4. This land was subsequently transferred by defendant No. 2 in favour of the plaintiff for a sum of Rs. 5,000/- by a registered sale deed dated 19.6.1973. After having obtained the sale deed, the plaintiff filed the aforesaid suit in which it was given out that defendant No. 2 had offered the entire amount to defendant No. 1 but the latter did not accept the amount and, therefore, defendant No. 2 had to send it by money order on 7.6.1973 which was refused by defendant No. 1. A notice, dated 5.6.1973, had also been sent by defendant No. 2 to defendant No. 1. It was pleaded that since the document, executed by defendant No. 2 in favour of defendant No. 1, was a mortgage by condi­tional sale, the property was liable to be redeemed. It was also pleaded in the alternative that if it was held by the Court that the document did not create a mortgage but was an out and out sale, the plaintiff as transferee of defendant No. 2, was entitled to a decree for reconveyance of the property as defendant No. 2 had already of­fered the entire amount of sale consideration to defendant No. 1 which, the latter, had refused and which amount the plaintiff was still prepared to offer to defendant No. 1 and was also otherwise ready and willing to perform his part of the contract.

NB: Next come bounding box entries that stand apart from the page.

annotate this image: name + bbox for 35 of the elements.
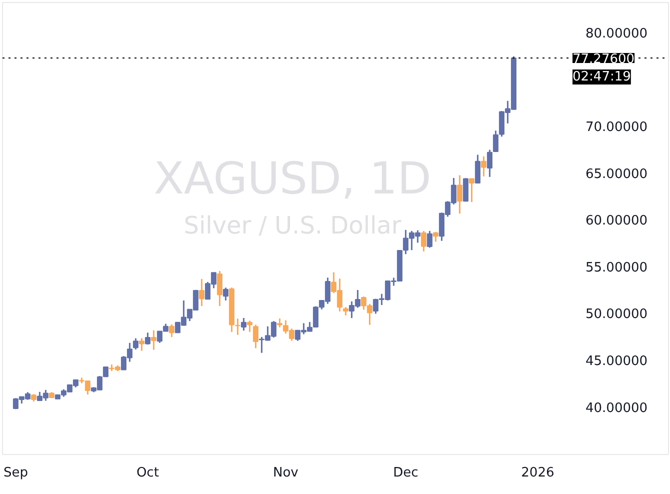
y-tick-label: 65.00000 [586,166,648,182]
y-tick-label: 80.00000 [586,26,648,42]
x-tick-label: Oct [136,466,159,480]
candlestick [486,149,492,178]
candlestick [216,270,222,307]
candlestick [462,177,468,202]
candlestick [474,154,480,184]
y-tick-label: 60.00000 [586,214,648,229]
candlestick [420,230,426,252]
candlestick [252,324,258,349]
candlestick [132,338,138,350]
y-tick-label: 70.00000 [586,120,648,136]
ref-line-label: 77.27600 [572,52,635,67]
y-tick-label: 55.00000 [586,260,648,276]
candlestick [480,156,486,178]
candlestick [150,330,156,351]
text: 02:47:19 [572,69,631,84]
candlestick [468,178,474,203]
candlestick [234,318,240,336]
x-tick-label: Nov [273,466,299,480]
candlestick [222,286,228,302]
candlestick [168,324,174,338]
y-tick-label: 45.00000 [586,354,648,369]
candlestick [456,174,462,214]
x-tick-label: 2026 [521,466,554,480]
x-tick-label: Dec [393,466,418,480]
candlestick [240,317,246,332]
y-tick-label: 40.00000 [586,400,648,416]
candlestick [138,337,144,352]
candlestick [426,230,432,248]
x-tick-label: Sep [3,466,28,480]
y-tick-label: 50.00000 [586,307,648,322]
candlestick [432,231,438,242]
candlestick [246,320,252,333]
candlestick [198,278,204,307]
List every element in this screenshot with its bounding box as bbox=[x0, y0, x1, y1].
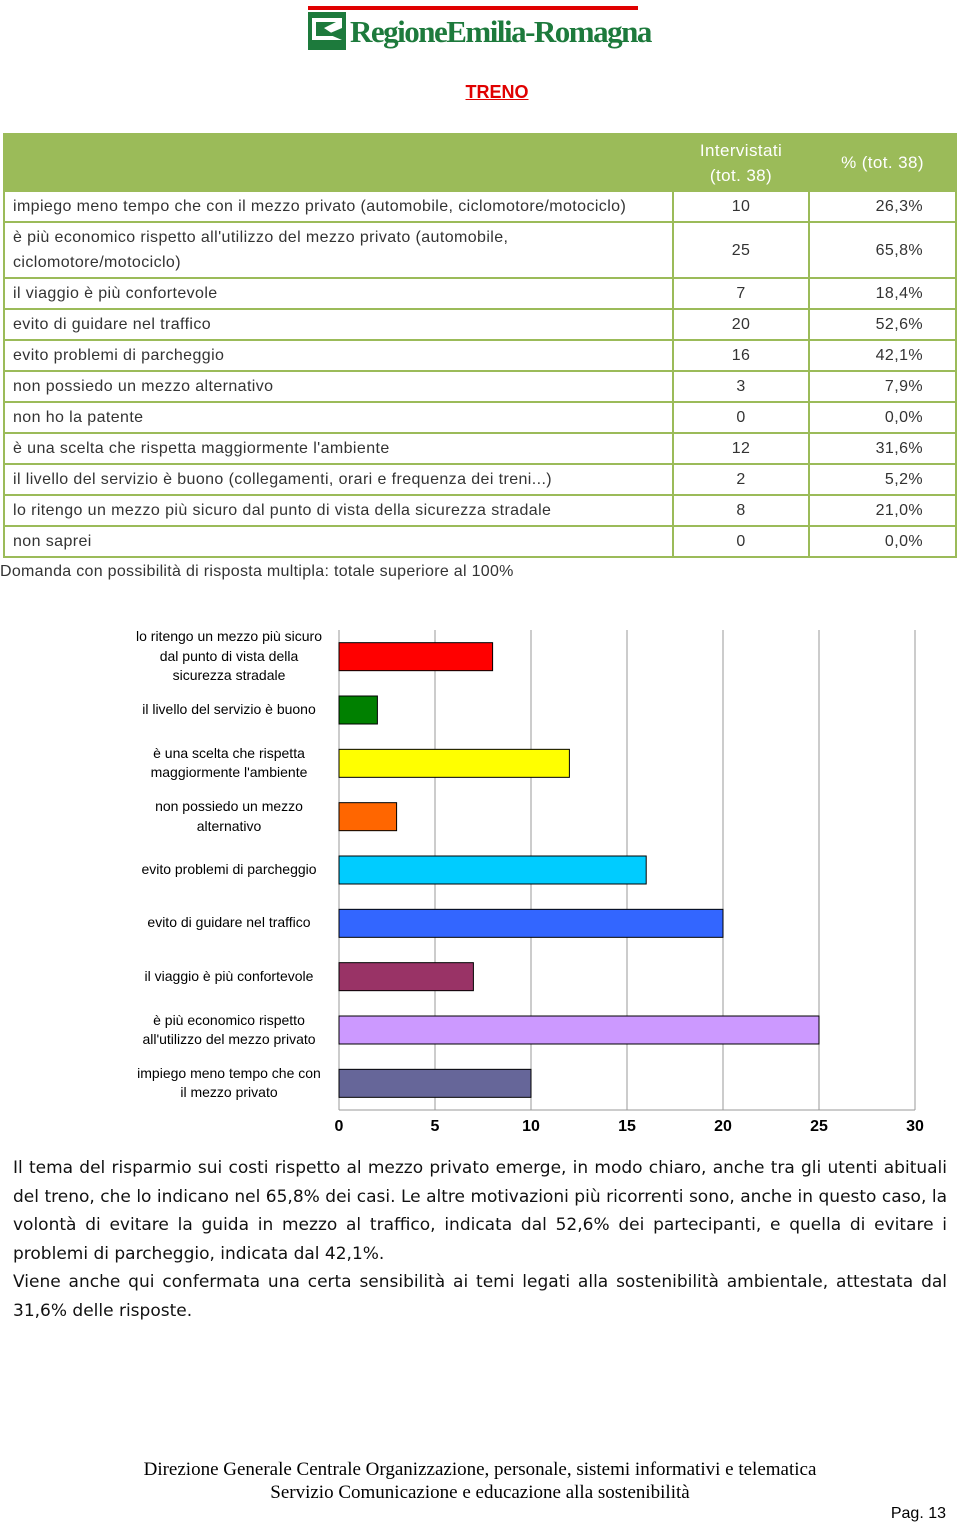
bar bbox=[338, 962, 474, 992]
row-count: 25 bbox=[672, 221, 810, 279]
table-row: evito di guidare nel traffico 20 52,6% bbox=[3, 308, 957, 341]
row-percent: 65,8% bbox=[808, 221, 957, 279]
table-row: non saprei 0 0,0% bbox=[3, 525, 957, 558]
category-label: è una scelta che rispetta maggiormente l… bbox=[150, 744, 308, 781]
header-cell: % (tot. 38) bbox=[808, 133, 957, 192]
row-percent: 0,0% bbox=[808, 401, 957, 434]
category-label: il livello del servizio è buono bbox=[142, 701, 316, 717]
row-count: 10 bbox=[672, 190, 810, 223]
row-count: 0 bbox=[672, 525, 810, 558]
paragraph: Viene anche qui confermata una certa sen… bbox=[13, 1272, 947, 1321]
table-row: il viaggio è più confortevole 7 18,4% bbox=[3, 277, 957, 310]
x-tick-label: 30 bbox=[906, 1118, 924, 1135]
table-row: evito problemi di parcheggio 16 42,1% bbox=[3, 339, 957, 372]
row-percent: 5,2% bbox=[808, 463, 957, 496]
page-number: Pag. 13 bbox=[890, 1505, 946, 1522]
bar bbox=[338, 748, 570, 778]
section-title: TRENO bbox=[465, 82, 529, 102]
category-label: impiego meno tempo che con il mezzo priv… bbox=[137, 1064, 321, 1101]
x-tick-label: 10 bbox=[522, 1118, 540, 1135]
header-row: Intervistati (tot. 38)% (tot. 38) bbox=[3, 133, 957, 192]
table-row: lo ritengo un mezzo più sicuro dal punto… bbox=[3, 494, 957, 527]
bar bbox=[338, 908, 724, 938]
bar bbox=[338, 642, 494, 672]
category-label: lo ritengo un mezzo più sicuro dal punto… bbox=[136, 628, 322, 684]
category-label: evito di guidare nel traffico bbox=[147, 914, 311, 931]
row-label: non possiedo un mezzo alternativo bbox=[3, 370, 674, 403]
row-label: il livello del servizio è buono (collega… bbox=[3, 463, 674, 496]
table-row: non possiedo un mezzo alternativo 3 7,9% bbox=[3, 370, 957, 403]
results-table: Intervistati (tot. 38)% (tot. 38) impiego… bbox=[3, 133, 957, 558]
x-tick-label: 0 bbox=[334, 1118, 344, 1135]
x-tick-label: 15 bbox=[618, 1118, 636, 1135]
table-row: impiego meno tempo che con il mezzo priv… bbox=[3, 190, 957, 223]
row-label: evito di guidare nel traffico bbox=[3, 308, 674, 341]
row-percent: 52,6% bbox=[808, 308, 957, 341]
row-percent: 7,9% bbox=[808, 370, 957, 403]
row-count: 0 bbox=[672, 401, 810, 434]
row-count: 3 bbox=[672, 370, 810, 403]
row-label: il viaggio è più confortevole bbox=[3, 277, 674, 310]
table-row: è una scelta che rispetta maggiormente l… bbox=[3, 432, 957, 465]
row-label: impiego meno tempo che con il mezzo priv… bbox=[3, 190, 674, 223]
header-cell bbox=[3, 133, 674, 192]
row-label: è una scelta che rispetta maggiormente l… bbox=[3, 432, 674, 465]
row-label: è più economico rispetto all'utilizzo de… bbox=[3, 221, 674, 279]
x-tick-label: 5 bbox=[430, 1118, 440, 1135]
footer: Direzione Generale Centrale Organizzazio… bbox=[0, 1458, 960, 1504]
footer-line: Direzione Generale Centrale Organizzazio… bbox=[143, 1459, 817, 1480]
category-label: evito problemi di parcheggio bbox=[141, 861, 317, 877]
bar bbox=[338, 855, 647, 885]
paragraph: Il tema del risparmio sui costi rispetto… bbox=[13, 1158, 947, 1264]
footer-line: Servizio Comunicazione e educazione alla… bbox=[270, 1482, 690, 1503]
row-count: 12 bbox=[672, 432, 810, 465]
x-tick-label: 25 bbox=[810, 1118, 828, 1135]
table-row: è più economico rispetto all'utilizzo de… bbox=[3, 221, 957, 279]
bar bbox=[338, 1015, 820, 1045]
category-label: il viaggio è più confortevole bbox=[144, 967, 314, 984]
row-count: 8 bbox=[672, 494, 810, 527]
category-label: è più economico rispetto all'utilizzo de… bbox=[142, 1011, 316, 1048]
logo-mark bbox=[308, 6, 638, 50]
row-label: non saprei bbox=[3, 525, 674, 558]
body-text: Il tema del risparmio sui costi rispetto… bbox=[13, 1154, 947, 1325]
bar bbox=[338, 695, 378, 725]
header-cell: Intervistati (tot. 38) bbox=[672, 133, 810, 192]
x-tick-label: 20 bbox=[714, 1118, 732, 1135]
bar bbox=[338, 1068, 532, 1098]
row-percent: 21,0% bbox=[808, 494, 957, 527]
row-percent: 42,1% bbox=[808, 339, 957, 372]
category-label: non possiedo un mezzo alternativo bbox=[155, 798, 303, 834]
bar bbox=[338, 802, 398, 832]
row-label: non ho la patente bbox=[3, 401, 674, 434]
row-percent: 26,3% bbox=[808, 190, 957, 223]
row-count: 2 bbox=[672, 463, 810, 496]
row-label: lo ritengo un mezzo più sicuro dal punto… bbox=[3, 494, 674, 527]
row-count: 7 bbox=[672, 277, 810, 310]
row-label: evito problemi di parcheggio bbox=[3, 339, 674, 372]
table-row: il livello del servizio è buono (collega… bbox=[3, 463, 957, 496]
row-percent: 18,4% bbox=[808, 277, 957, 310]
row-count: 20 bbox=[672, 308, 810, 341]
row-percent: 0,0% bbox=[808, 525, 957, 558]
row-percent: 31,6% bbox=[808, 432, 957, 465]
logo-text: RegioneEmilia-Romagna bbox=[350, 14, 652, 49]
table-note: Domanda con possibilità di risposta mult… bbox=[0, 563, 514, 580]
row-count: 16 bbox=[672, 339, 810, 372]
table-row: non ho la patente 0 0,0% bbox=[3, 401, 957, 434]
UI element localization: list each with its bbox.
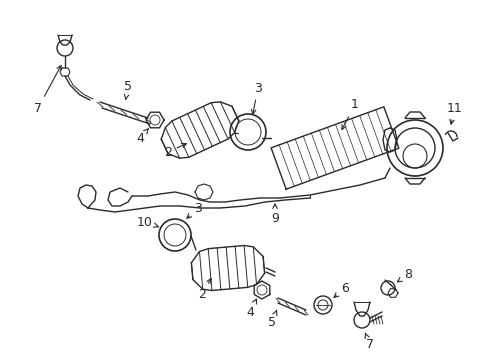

5. Defendant No. 2 admitted the whole claim of the plaintiff by filing a one-line written statement in the trial Court. But defendant No. 1 contested the suit and pleaded that the document in his favour was not a mortgage by conditional sale but was an out and out sale and since the amount of consideration had not been tendered within the time stipulated therein, the plaintiff could not claim reconveyance of the property in question. The trial Court framed the following issues:-

“1. Does the plaintiff prove that the defendant No. 2 mortgaged the suit field with the defendant No. 1 for Rs. 1500/- on 24.3.71?

2. Does the plaintiff prove that the suit field was purchased by him from the defendant No. 2 for Rs. 5,000/- on 19.6.73?

3. Is the plaintiff entitled to redeem the mortgage executed by the defendant No. 2 in favour of defendant No. 1?

4. Was the defendant No. 2 ready and willing to repurchase the suit field prior to 15.3.71?

5. Is the plaintiff entitled to claim retransfer of the suit field from the defendant No. 1?

6. Relief and costs?”

6. The finding on issue No. 1 was that defendant No. 2 had mortgaged the land in question to defendant No. 1 for Rs.